Creates a list of band names to assign as dataframe columns.

Parameters:

Name	Type	Description	Default
n_bands	int	total number of raster bands to create labels for.	required

Returns:

Name	Type	Description
labels	list	list of column names.

Source code in elapid/utils.py

def make_band_labels(n_bands: int) -> list:
    """Creates a list of band names to assign as dataframe columns.

    Args:
        n_bands: total number of raster bands to create labels for.

    Returns:
        labels: list of column names.
    """
    n_zeros = n_digits(n_bands)
    labels = ["b{band_number:0{n_zeros}d}".format(band_number=i + 1, n_zeros=n_zeros) for i in range(n_bands)]

    return labels

n_digits(number)

Counts the number of significant integer digits of a number.

Parameters:

Name	Type	Description	Default
number	Number	the number to evaluate.	required

Returns:

Name	Type	Description
order	int	number of digits required to represent a number

Source code in elapid/utils.py

def n_digits(number: Number) -> int:
    """Counts the number of significant integer digits of a number.

    Args:
        number: the number to evaluate.

    Returns:
        order: number of digits required to represent a number
    """
    if number == 0:
        order = 1
    else:
        order = np.floor(np.log10(number)).astype(int) + 1

    return order

repeat_array(x, length=1, axis=0)

Repeats a 1D numpy array along an axis to an arbitrary length

Parameters:

Name	Type	Description	Default
x	array	the n-dimensional array to repeat	required
length	int	the number of times to repeat the array	1
axis	int	the axis along which to repeat the array (valid values include 0 to n+1)	0

Returns:

Type	Description
ndarray	An n+1 dimensional numpy array

Source code in elapid/utils.py

def repeat_array(x: np.array, length: int = 1, axis: int = 0) -> np.ndarray:
    """Repeats a 1D numpy array along an axis to an arbitrary length

    Args:
        x: the n-dimensional array to repeat
        length: the number of times to repeat the array
        axis: the axis along which to repeat the array (valid values include 0 to n+1)

    Returns:
        An n+1 dimensional numpy array
    """
    return np.expand_dims(x, axis=axis).repeat(length, axis=axis)
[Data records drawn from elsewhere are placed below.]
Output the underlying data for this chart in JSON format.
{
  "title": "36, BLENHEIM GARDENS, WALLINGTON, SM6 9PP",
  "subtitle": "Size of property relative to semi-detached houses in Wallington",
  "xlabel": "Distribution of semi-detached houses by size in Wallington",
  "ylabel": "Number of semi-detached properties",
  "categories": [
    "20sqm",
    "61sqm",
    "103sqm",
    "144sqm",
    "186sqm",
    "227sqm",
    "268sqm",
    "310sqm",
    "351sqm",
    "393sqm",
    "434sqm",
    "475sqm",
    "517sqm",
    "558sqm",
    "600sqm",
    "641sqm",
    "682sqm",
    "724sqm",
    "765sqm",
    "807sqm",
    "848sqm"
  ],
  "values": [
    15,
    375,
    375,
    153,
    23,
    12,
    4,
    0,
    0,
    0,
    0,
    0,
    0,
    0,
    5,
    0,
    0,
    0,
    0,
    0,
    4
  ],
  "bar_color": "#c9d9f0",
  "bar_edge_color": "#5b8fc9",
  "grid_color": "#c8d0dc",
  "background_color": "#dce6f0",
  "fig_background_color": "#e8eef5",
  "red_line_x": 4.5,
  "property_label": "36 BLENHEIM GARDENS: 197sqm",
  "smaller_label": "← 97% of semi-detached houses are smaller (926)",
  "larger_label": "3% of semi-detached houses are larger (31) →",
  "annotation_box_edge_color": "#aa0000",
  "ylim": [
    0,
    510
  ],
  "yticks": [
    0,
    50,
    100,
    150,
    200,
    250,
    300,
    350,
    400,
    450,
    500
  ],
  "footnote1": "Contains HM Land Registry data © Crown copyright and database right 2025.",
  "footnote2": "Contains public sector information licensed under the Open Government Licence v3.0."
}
save_object(obj, path, compress=True)

Writes a python object to disk for later access.

Parameters:

Name	Type	Description	Default
obj	object	a python object or variable to be saved (e.g., a MaxentModel() instance)	required
path	str	the output file path	required

Source code in elapid/utils.py

def save_object(obj: object, path: str, compress: bool = True) -> None:
    """Writes a python object to disk for later access.

    Args:
        obj: a python object or variable to be saved (e.g., a MaxentModel() instance)
        path: the output file path
    """
    obj = pickle.dumps(obj)

    if compress:
        obj = gzip.compress(obj)

    with open(path, "wb") as f:
        f.write(obj)

square_factor(n)

Compute a square form-factor to fit n items.

Parameters:

Name	Type	Description	Default
n	int	the number of items to fit into a square.	required

Returns:

Type	Description
tuple	(x, y) tuple of the square dimensions.

Source code in elapid/utils.py

def square_factor(n: int) -> tuple:
    """Compute a square form-factor to fit `n` items.

    Args:
        n: the number of items to fit into a square.

    Returns:
        (x, y) tuple of the square dimensions.
    """
    val = np.ceil(np.sqrt(n))
    val2 = int(n / val)
    while val2 * val != float(n):
        val -= 1
        val2 = int(n / val)
    return int(val), int(val2)